The growing pains of the past few years have had a direct impact on employment policies in the international high tech market, said Rodrigo Ocampo, vice president & managing director for Latin America at AT Kearney, an executive search firm.
"We have seen a cycle that normally takes 10-15 years compressed to two years because of increased flows of communication and international capital," he said. "Eighteen to 24 months ago, the demand for staffing in high-tech leadership positions was staggering. There was a lot of financial capital being thrown at the sector.
"Publicly traded companies had to respond to expectations of growth and were out there looking to hire at a fast rate. Even startups were getting access to a lot of money."

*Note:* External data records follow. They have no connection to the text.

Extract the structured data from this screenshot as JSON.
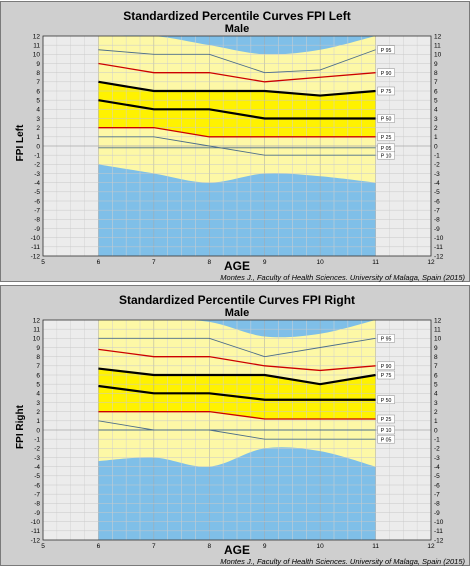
{
  "chart_data": [
    {
      "type": "line",
      "title": "Standardized Percentile Curves FPI Left",
      "subtitle": "Male",
      "xlabel": "AGE",
      "ylabel": "FPI  Left",
      "xlim": [
        5,
        12
      ],
      "ylim": [
        -12,
        12
      ],
      "x_ticks": [
        5,
        6,
        7,
        8,
        9,
        10,
        11,
        12
      ],
      "y_ticks": [
        -12,
        -11,
        -10,
        -9,
        -8,
        -7,
        -6,
        -5,
        -4,
        -3,
        -2,
        -1,
        0,
        1,
        2,
        3,
        4,
        5,
        6,
        7,
        8,
        9,
        10,
        11,
        12
      ],
      "grid": true,
      "x": [
        6,
        7,
        8,
        9,
        10,
        11
      ],
      "series": [
        {
          "name": "P 95",
          "values": [
            10.5,
            10,
            10,
            8,
            8.3,
            10.5
          ]
        },
        {
          "name": "P 90",
          "values": [
            9,
            8,
            8,
            7,
            7.5,
            8
          ]
        },
        {
          "name": "P 75",
          "values": [
            7,
            6,
            6,
            6,
            5.5,
            6
          ]
        },
        {
          "name": "P 50",
          "values": [
            5,
            4,
            4,
            3,
            3,
            3
          ]
        },
        {
          "name": "P 25",
          "values": [
            2,
            2,
            1,
            1,
            1,
            1
          ]
        },
        {
          "name": "P 10",
          "values": [
            1,
            1,
            0,
            -1,
            -1,
            -1
          ]
        },
        {
          "name": "P 05",
          "values": [
            -0.2,
            -0.2,
            -0.2,
            -0.2,
            -0.2,
            -0.2
          ]
        }
      ],
      "bands": {
        "upper_blue": [
          12.3,
          12.3,
          11,
          10,
          10.5,
          12.5
        ],
        "lower_blue": [
          -2,
          -3,
          -4,
          -3,
          -3.3,
          -4
        ]
      },
      "credit": "Montes J., Faculty of Health Sciences. University of Malaga, Spain (2015)",
      "colors": {
        "panel": "#cfcfcf",
        "plot_bg": "#ececec",
        "light_yellow": "#fdf8a6",
        "yellow": "#fff200",
        "blue": "#7fbfe8",
        "red": "#cc0000",
        "thin_line": "#4d6e8a",
        "thick_line": "#000000"
      }
    },
    {
      "type": "line",
      "title": "Standardized Percentile Curves FPI Right",
      "subtitle": "Male",
      "xlabel": "AGE",
      "ylabel": "FPI  Right",
      "xlim": [
        5,
        12
      ],
      "ylim": [
        -12,
        12
      ],
      "x_ticks": [
        5,
        6,
        7,
        8,
        9,
        10,
        11,
        12
      ],
      "y_ticks": [
        -12,
        -11,
        -10,
        -9,
        -8,
        -7,
        -6,
        -5,
        -4,
        -3,
        -2,
        -1,
        0,
        1,
        2,
        3,
        4,
        5,
        6,
        7,
        8,
        9,
        10,
        11,
        12
      ],
      "grid": true,
      "x": [
        6,
        7,
        8,
        9,
        10,
        11
      ],
      "series": [
        {
          "name": "P 95",
          "values": [
            10,
            10,
            10,
            8,
            9,
            10
          ]
        },
        {
          "name": "P 90",
          "values": [
            8.8,
            8,
            8,
            7,
            6.5,
            7
          ]
        },
        {
          "name": "P 75",
          "values": [
            6.7,
            6,
            6,
            6,
            5,
            6
          ]
        },
        {
          "name": "P 50",
          "values": [
            4.8,
            4,
            4,
            3.3,
            3.3,
            3.3
          ]
        },
        {
          "name": "P 25",
          "values": [
            2,
            2,
            2,
            1.2,
            1.2,
            1.2
          ]
        },
        {
          "name": "P 10",
          "values": [
            1,
            0,
            0,
            0,
            0,
            0
          ]
        },
        {
          "name": "P 05",
          "values": [
            0,
            0,
            0,
            -1,
            -1,
            -1
          ]
        }
      ],
      "bands": {
        "upper_blue": [
          12.3,
          12.3,
          11.8,
          10.2,
          10.5,
          12.5
        ],
        "lower_blue": [
          -3.4,
          -3,
          -4,
          -2,
          -2.3,
          -4
        ]
      },
      "credit": "Montes J., Faculty of Health Sciences. University of Malaga, Spain (2015)",
      "colors": {
        "panel": "#cfcfcf",
        "plot_bg": "#ececec",
        "light_yellow": "#fdf8a6",
        "yellow": "#fff200",
        "blue": "#7fbfe8",
        "red": "#cc0000",
        "thin_line": "#4d6e8a",
        "thick_line": "#000000"
      }
    }
  ]
}
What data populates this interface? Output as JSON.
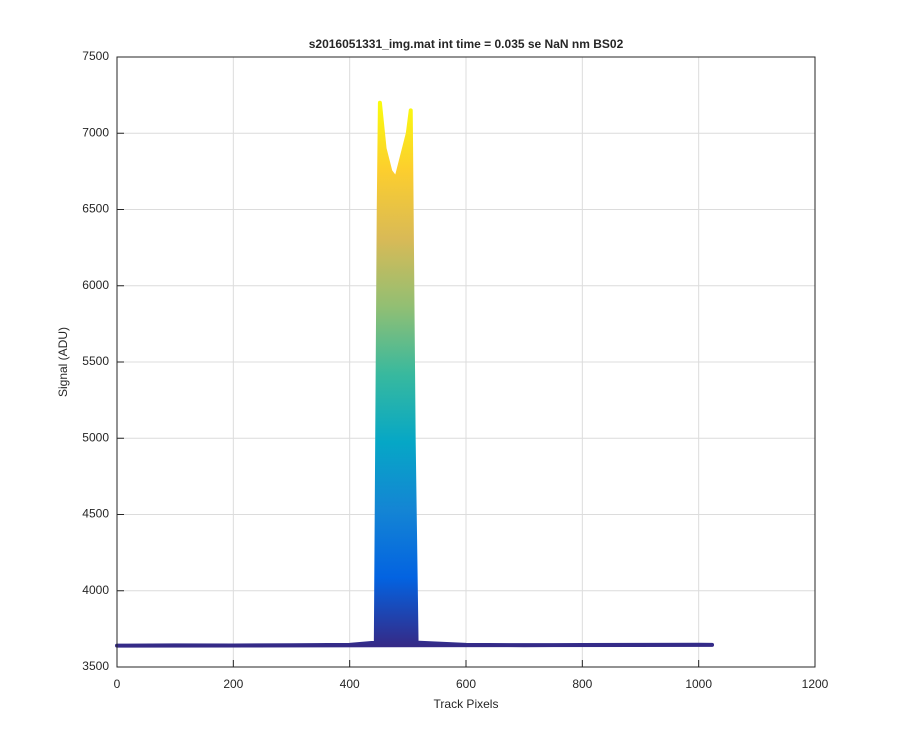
{
  "chart_data": {
    "type": "line",
    "title": "s2016051331_img.mat int time = 0.035 se  NaN nm BS02",
    "x_label": "Track Pixels",
    "y_label": "Signal (ADU)",
    "x": [
      0,
      100,
      200,
      300,
      400,
      445,
      450,
      452,
      460,
      470,
      480,
      490,
      500,
      505,
      510,
      515,
      600,
      700,
      800,
      900,
      1000,
      1023
    ],
    "series": [
      {
        "values": [
          3640,
          3642,
          3641,
          3643,
          3645,
          3660,
          6500,
          7200,
          6900,
          6750,
          6700,
          6850,
          7000,
          7150,
          5000,
          3660,
          3645,
          3643,
          3644,
          3645,
          3646,
          3645
        ],
        "colormap": [
          "#352a87",
          "#0363e1",
          "#1485d4",
          "#06a7c6",
          "#38b99e",
          "#92bf73",
          "#d9ba56",
          "#fcce2e",
          "#f9fb0e"
        ]
      }
    ],
    "xlim": [
      0,
      1200
    ],
    "xticks": [
      0,
      200,
      400,
      600,
      800,
      1000,
      1200
    ],
    "ylim": [
      3500,
      7500
    ],
    "yticks": [
      3500,
      4000,
      4500,
      5000,
      5500,
      6000,
      6500,
      7000,
      7500
    ],
    "grid": true
  }
}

With the downturn of the market, however, Mr. Ocampo said, the influx of capital into the industry has slowed down considerably, and in some cases reversed.
"As a result," he said, "the demand for human capital has also slowed down or reversed."
But appearances may be deceiving, he said.
"Some companies announcing many layoffs," he said, "have retained our services to help them find experienced talent. With the pendulum swinging away, seniority at the helm becomes even more critical."
While a good education and a few years of experience used to be enough to qualify prospective employees for managerial positions, Mr. Ocampo said, 15 to 20 years of managerial experience is now required.
"Before, older employees were viewed as a drag on creativity," he said. "Many of these companies were led by people who lacked real-world experience.
"Now they're looking for someone at least 40 years old who isn't going to jump at the first opportunity but will negotiate well on the company's behalf. They want experience and financial acumen, not just sales and marketing cheerleaders.
"People who were hired as CFOs are now becoming CEOs because they were able to identify deals or sometimes to show that the emperor had no clothes, thereby earning the gratitude of investors."
One such CFO was able to save his company $150 million in the past 15 months, Mr. Ocampo said.
"A lot of credibility was lost when leadership was in very inexperienced hands," he said. "The survivors learned a lesson. At the end of the day, experience is one of most important variables."